As early as January 2020, I’d focused attention on
Alden’s impossible-to-refuse embrace of Tribune. As I’ve been consumed with
building Lookout, I was left to watch the inevitable unfold — yet again, as
short-term financially driven “newspaper companies” approach ownership of
50% of the country’s daily circulation.
We know how that story is ending.
The new story
A new story is being written.
Nieman Lab has chronicled many sprouts of
local news revival, growing unevenly. As we return to in-person conferences,
the big topic won’t change much: What can really make up for the end times
of the daily print local press?
It is good news that low thousands of
non-daily paper journalists are out there plowing new ground, but we need
many thousands more journalists hired, trained, and deployed across America
(and far wider in all the democracies, all of which suffer the same issues,
to varying trajectories).
I’ve differed, philosophically and
strategically, with some of my peers in the revival movement, in my writing
at the Lab, in conferences and talks. Lookout is a mission-oriented,
for-profit, public benefit company driven to prove that local news can still
be a market good. We love philanthropy, and see it as great for seed and
supplement. However, we believe that the combination of earned revenue from
well-paying readers, community-centric businesses, and events will likely be
the only way that thousands of journalists are able to be paid fair
salaries, fully repopulating the news deserts. That makes us a bit
contrarian these days.
Still, what unites us all — the American
Journalism Project, LION, INN, Report for America, the National Trust for
Local News (which just made its first investment, helping the Colorado Sun
boldly snatch a group of weeklies from the grasp of Alden), and many more —
is far more important than those differences. We must find robust ways
forward, or we risk the further diminution and defiling of our democracy.

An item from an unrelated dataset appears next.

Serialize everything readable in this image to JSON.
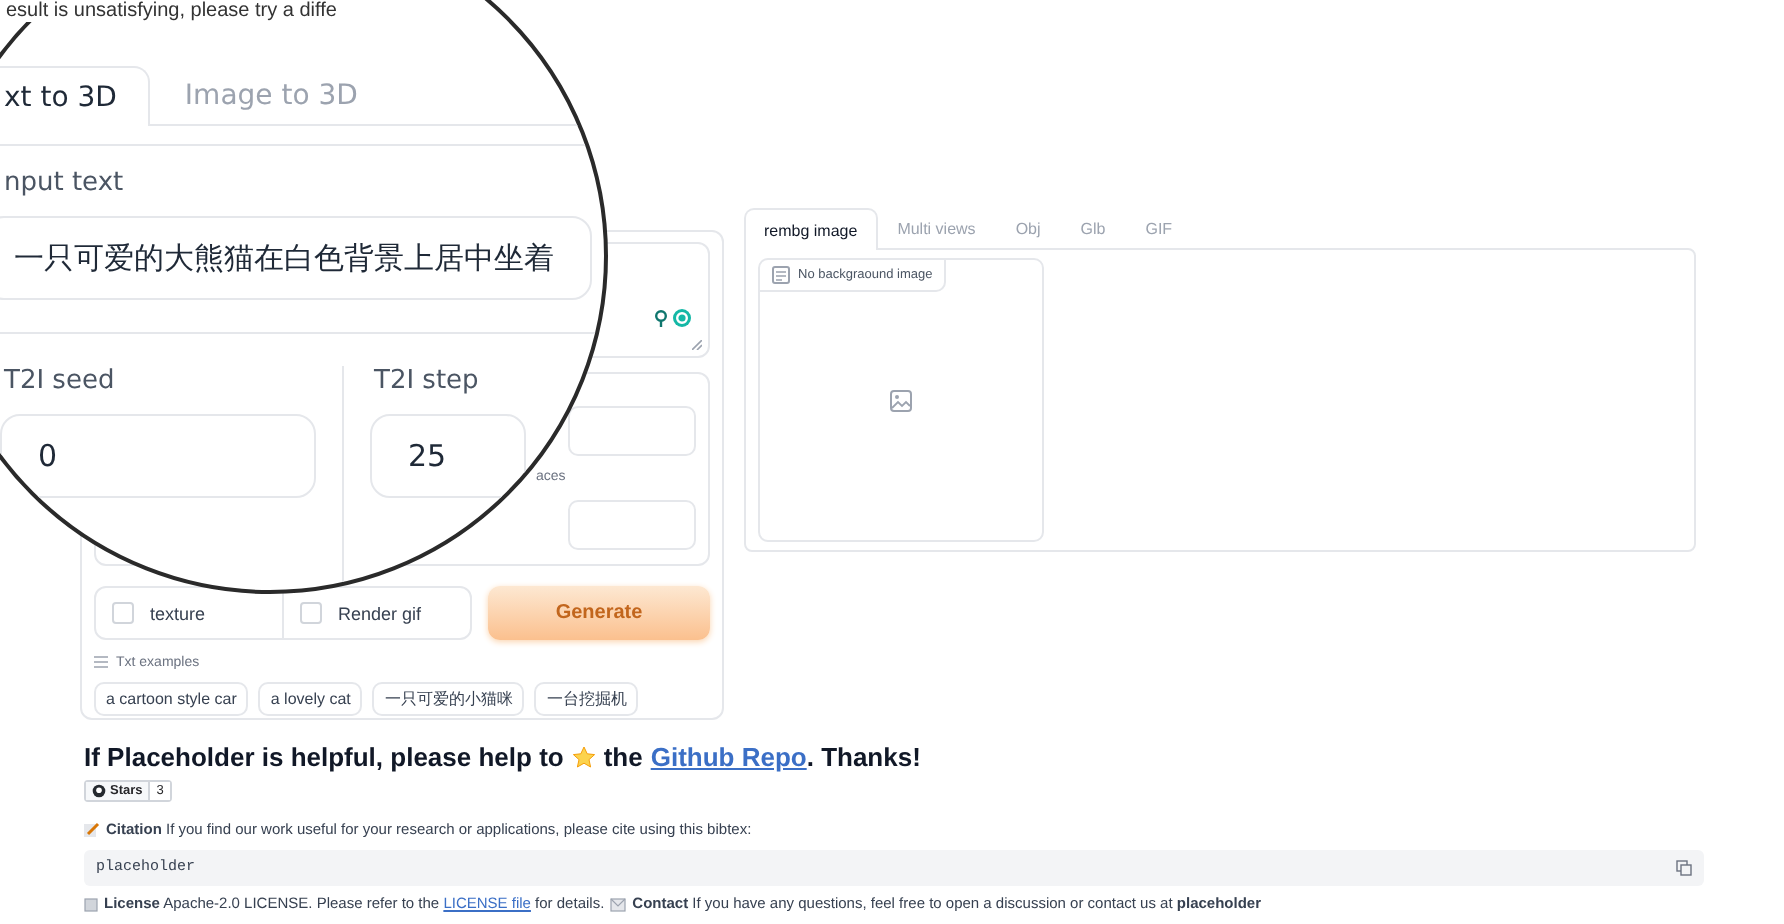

The recent attention given to new local aggregation plays is at best a
surface-level attempt to solve for a deeper, more acute problem — the need
for much more well-reported, original local news. It’s a kind of faux local,
when what America needs is simply well-reported, original local news.
A few early metrics
If our goal is earned revenue, how are we
doing? With our big goal of earned revenue, we have paid rigorous attention
to our metrics, building new processes to achieve them.
We love data. And after six months we now have
enough of it to fully make use of a Lookout tech stack built for expansion
through integrated partnerships with the Los Angeles Times, BlueLena,
ActiveCampaign, Parse.ly, Pico, Second Street, and Subtext. These numbers
are very early, but they’re moving in the right direction.
As I mentioned above, 76% of our members have
opted for an annual subscription, and just six people canceled. Our net
revenue per member is $164 per year, after our community giveback program
costs. With that program, every new member picks one of five community
nonprofits, and Lookout donates 10% of the membership fee to that group. The
goal: community betterment is a universal Lookout membership benefit.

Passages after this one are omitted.